As the band burst into 'Mucky Fingers' from the 2005 Oasis album 'Don't Believe The Truth' it strikes you that there are songs written post Morning Glory that can now shine having been once been lost in hysteria or snubbed because they weren't 'Wonderwall'. The classic itself is thrown in mid set and immediately followed by a rare opportunity to hear Noel's take on 'Supersonic'.
That mass singing accompanies each of the seven Oasis songs gifted tonight could have gone without writing. ('Talk Tonight', 'Half the World Away', 'Dont look back in Anger' and 'The Importance of being Idle' all appear). Whilst the vast quality of such a back catalogue means Noel can shuffle the contribution of his past nightly without becoming predictable or diluting the output, what's really interesting tonight is exactly what should be. The new sounds. Noel Gallagher's High Flying Birds.
The people approve.
If Liam has taken the Oasis fan who throws a pint over your head as it all kicks off then I'm more than happy to follow Noel
You might have assumed that many in attendance tonight were only here for 'Don't look back in Anger'. They hadn't even bothered to look into the new album and any new song simply presented the perfect slot to find room at the bar to drink and wish it was Oasis. If a number one album didn't dispel such a notion then the first 'High Flying Birds' song of the night certainly did. Album opener 'Everybody's on the Run' leaps out from the record and the hook "hang in there love, you gotta hold on" is sung fists clenched by all before settling down in your head for the next week. 'Dream On' and the exquisite 'If I had a Gun' are welcomed like new friends you instantly know you'll get on with. Noel's taken every trick he's learnt or stole over the years and used the clarity of going solo to bring the focus back to the basis of writing f**kin good songs with choruses to fill Wembley Stadium all over again with 70,000 lighters.

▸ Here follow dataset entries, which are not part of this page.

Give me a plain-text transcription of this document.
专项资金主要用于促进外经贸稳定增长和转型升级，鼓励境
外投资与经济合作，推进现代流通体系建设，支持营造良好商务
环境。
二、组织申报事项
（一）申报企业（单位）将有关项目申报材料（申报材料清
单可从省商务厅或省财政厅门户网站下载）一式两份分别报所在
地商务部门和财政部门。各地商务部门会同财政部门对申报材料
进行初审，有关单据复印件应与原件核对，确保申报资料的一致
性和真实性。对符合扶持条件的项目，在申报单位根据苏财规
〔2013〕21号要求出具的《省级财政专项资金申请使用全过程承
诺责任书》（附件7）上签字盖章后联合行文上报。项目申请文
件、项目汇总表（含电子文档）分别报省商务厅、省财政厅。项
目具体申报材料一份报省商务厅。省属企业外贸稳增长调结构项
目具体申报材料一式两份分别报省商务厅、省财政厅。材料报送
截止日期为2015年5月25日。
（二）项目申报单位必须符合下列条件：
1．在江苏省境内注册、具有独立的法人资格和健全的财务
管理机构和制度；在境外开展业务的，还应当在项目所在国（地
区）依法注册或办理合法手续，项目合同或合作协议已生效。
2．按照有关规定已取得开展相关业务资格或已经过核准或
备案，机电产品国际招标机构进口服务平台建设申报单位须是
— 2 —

"I hope I didn't speak too soon, my eyes have always followed you around the room,
'Cos you're the only God that I will ever need, I'm holding on and waiting for the moment to find me."
The new singles are already part of the family; 'The Death of You and Me' and 'AKA.. What a Life' are contrasting triumphs as the former nods to the past with lyrics that flow effortlessly Oasis, whist the driving beat of the latter point towards the future and hint at what we might be able to expect from Noel's summer project with Amorphous Androgynous.

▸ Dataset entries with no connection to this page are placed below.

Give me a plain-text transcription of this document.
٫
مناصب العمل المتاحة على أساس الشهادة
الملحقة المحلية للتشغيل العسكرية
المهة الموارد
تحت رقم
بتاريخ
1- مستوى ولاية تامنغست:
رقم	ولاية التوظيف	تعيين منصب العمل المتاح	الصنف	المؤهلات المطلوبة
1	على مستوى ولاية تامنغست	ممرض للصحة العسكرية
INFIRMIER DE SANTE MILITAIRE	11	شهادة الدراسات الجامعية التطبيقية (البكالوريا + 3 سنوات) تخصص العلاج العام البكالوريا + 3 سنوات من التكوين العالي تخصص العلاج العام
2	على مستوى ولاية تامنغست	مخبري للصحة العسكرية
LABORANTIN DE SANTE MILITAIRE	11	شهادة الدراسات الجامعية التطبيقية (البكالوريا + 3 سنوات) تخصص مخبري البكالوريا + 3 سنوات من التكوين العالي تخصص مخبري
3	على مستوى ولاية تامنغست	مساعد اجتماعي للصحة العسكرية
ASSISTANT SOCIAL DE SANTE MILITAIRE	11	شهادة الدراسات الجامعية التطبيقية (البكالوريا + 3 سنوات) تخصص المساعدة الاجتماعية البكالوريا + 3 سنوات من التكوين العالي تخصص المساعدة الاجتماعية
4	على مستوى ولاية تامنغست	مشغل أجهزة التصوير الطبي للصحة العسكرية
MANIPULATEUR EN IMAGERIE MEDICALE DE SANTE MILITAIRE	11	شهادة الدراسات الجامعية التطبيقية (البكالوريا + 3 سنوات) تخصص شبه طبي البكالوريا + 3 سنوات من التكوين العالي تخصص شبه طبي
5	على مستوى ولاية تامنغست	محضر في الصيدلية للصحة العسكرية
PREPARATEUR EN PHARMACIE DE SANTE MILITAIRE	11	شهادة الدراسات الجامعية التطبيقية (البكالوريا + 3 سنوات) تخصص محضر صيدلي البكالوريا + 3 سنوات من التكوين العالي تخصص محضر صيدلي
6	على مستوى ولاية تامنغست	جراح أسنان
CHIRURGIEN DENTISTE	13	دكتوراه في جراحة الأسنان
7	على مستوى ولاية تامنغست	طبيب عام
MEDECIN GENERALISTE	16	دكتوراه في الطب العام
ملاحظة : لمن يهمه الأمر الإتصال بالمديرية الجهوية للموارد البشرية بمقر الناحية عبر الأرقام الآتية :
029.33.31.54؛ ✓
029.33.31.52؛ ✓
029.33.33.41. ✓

As Gallagher switches between guitars like a shit pop-star goes through costume changes the mind does occasionally drifts towards brother Liam and what might have been had his voice been sung the new songs, particularly '(Stranded on) The Wrong Beach'. You consider the gig you might have been at had his attitude been starring out at you, the last great frontman of Rock 'n' Roll.
As Noel gets older so does his fan base. If Liam has taken the Oasis fan who throws a pint over your head as it all kicks off then I'm more than happy to follow Noel. Liam took Andy Bell and Gem from the divorce settlement, but Noel got the songs and signs off with three of them, bringing things to an end with another that is better than you remember and which also hints at Noel's thoughts on the past.
Oasis was the glorious yesterday. "Little by Little" they gave you everything you ever dreamed of. But that was then and they've nothing else to offer apart from the songs - and Noel's got them. From the past and for the future.